Agnes of God is a 1979 play by American playwright John Pielmeier which tells the story of a novice nun who gives birth but does not believe she has. After the child is found dead, a psychiatrist and the mother superior of the convent clash during the resulting investigation. The title is a pun on the Latin phrase Agnus Dei ("lamb of God").
Synopsis
The stage play concerns three main characters: Martha, the psychiatrist; the Mother Superior; and Agnes, the novice. There are no other characters on stage. All three roles are considered demanding for the actors playing them.[1] Martha covers the full gamut of emotion during the play, from nurturer to antagonist, from hard nosed court psychiatrist and atheist to faith-searching healer. She is always on stage and has only three small respites from monologues or dialogue while Agnes and the Mother Superior enact flashbacks to events at the convent. The Mother Superior must expound the possibilities of miracles while recognizing the realities of today's world. Agnes is a beautiful but tormented soul whose abusive upbringing has affected her ability to think rationally.
The play first was staged at the Eugene O'Neill Theater Center in Waterford, Connecticut in 1979. In 1980, it was further developed at the Actors Theatre of Louisville. Pielmeier had been an actor at both of these venues and had turned to playwriting; he began writing Agnes of God in the summer of 1978.[2][3]

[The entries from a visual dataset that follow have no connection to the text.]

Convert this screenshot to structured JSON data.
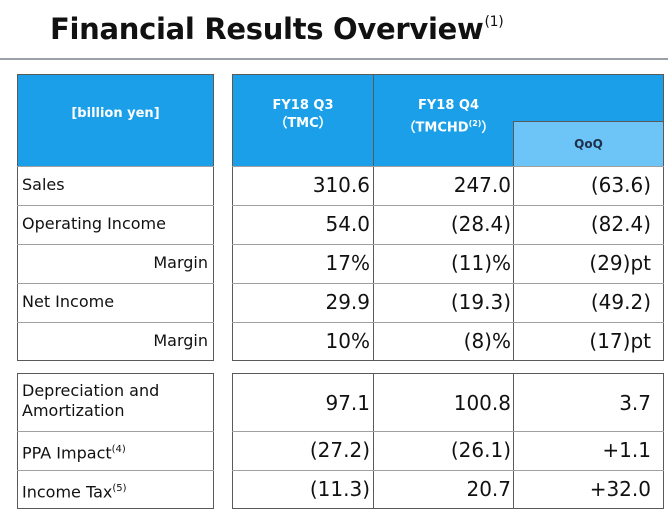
{
  "title": {
    "text": "Financial Results Overview",
    "footnote": "(1)"
  },
  "header": {
    "unit": "[billion yen]",
    "col1_line1": "FY18 Q3",
    "col1_line2": "（TMC）",
    "col2_line1": "FY18 Q4",
    "col2_line2_prefix": "（TMCHD",
    "col2_line2_sup": "(2)",
    "col2_line2_suffix": "）",
    "qoq": "QoQ"
  },
  "rows": [
    {
      "label": "Sales",
      "q3": "310.6",
      "q4": "247.0",
      "qoq": "(63.6)"
    },
    {
      "label": "Operating Income",
      "q3": "54.0",
      "q4": "(28.4)",
      "qoq": "(82.4)"
    },
    {
      "label": "Margin",
      "q3": "17%",
      "q4": "(11)%",
      "qoq": "(29)pt"
    },
    {
      "label": "Net Income",
      "q3": "29.9",
      "q4": "(19.3)",
      "qoq": "(49.2)"
    },
    {
      "label": "Margin",
      "q3": "10%",
      "q4": "(8)%",
      "qoq": "(17)pt"
    }
  ],
  "rows2": [
    {
      "label_line1": "Depreciation and",
      "label_line2": "Amortization",
      "q3": "97.1",
      "q4": "100.8",
      "qoq": "3.7"
    },
    {
      "label": "PPA Impact",
      "label_sup": "(4)",
      "q3": "(27.2)",
      "q4": "(26.1)",
      "qoq": "+1.1"
    },
    {
      "label": "Income Tax",
      "label_sup": "(5)",
      "q3": "(11.3)",
      "q4": "20.7",
      "qoq": "+32.0"
    }
  ]
}
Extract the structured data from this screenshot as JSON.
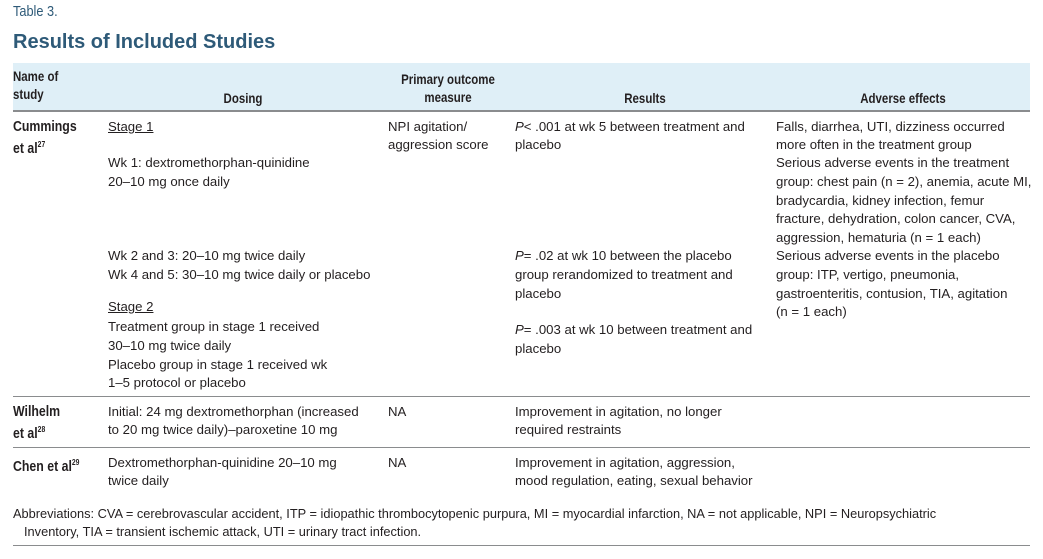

In 1983, the play was staged in London at the Greenwich Theatre. A production also was staged at the Center Stage Theatre in Baltimore, Maryland, starring Tania Myren-Zobel as Agnes.[9][10]
The 1985 film adaptation was directed by Norman Jewison, with a script also written by Pielmeier. It garnered three Academy Award nominations: Meg Tilly was nominated for the Academy Award for Best Supporting Actress, Anne Bancroft for Lead Actress for her performance as Mother Miriam, and Best Score. Anne Pitoniak, who played Miriam Ruth in the 1980 cast, also appears in the film, this time as the mother of Dr. Livingston.
Background
Pielmeier was inspired to write the play after seeing an article in a newspaper about an event that occurred in a convent in Brighton, New York, just outside the city limits of Rochester.[12] Sister Maureen Murphy, a thirty-six-year-old Montessori teacher, was found bleeding in her room by the other sisters of the convent after she did not come down for meals. Sister Maureen denied she had given birth; when examined by medical staff, she said she could not remember being pregnant. She had covered up the pregnancy by wearing the traditional nun's habit. The baby was found dead in her small convent room in a waste basket, asphyxiated.[13]
The police found ticket stubs and other information in the nun's room indicating that precisely nine months earlier she had traveled out of state to an educational conference.[failed verification] During the trial, the father of the baby was never named.[14][15][16]
At her trial, Sister Maureen waived her right to a jury, and Judge Hyman Maas presided. The trial was over in ten days, and Maas found the nun not guilty of all charges by reason of insanity in March 1977.[17][18]
The convent where the incident occurred is adjacent to the still-functioning suburban parish and school. The convent is used to house University of Rochester graduate students. The girls' high school, St. Agnes, where some of the nuns taught, is closed.[19]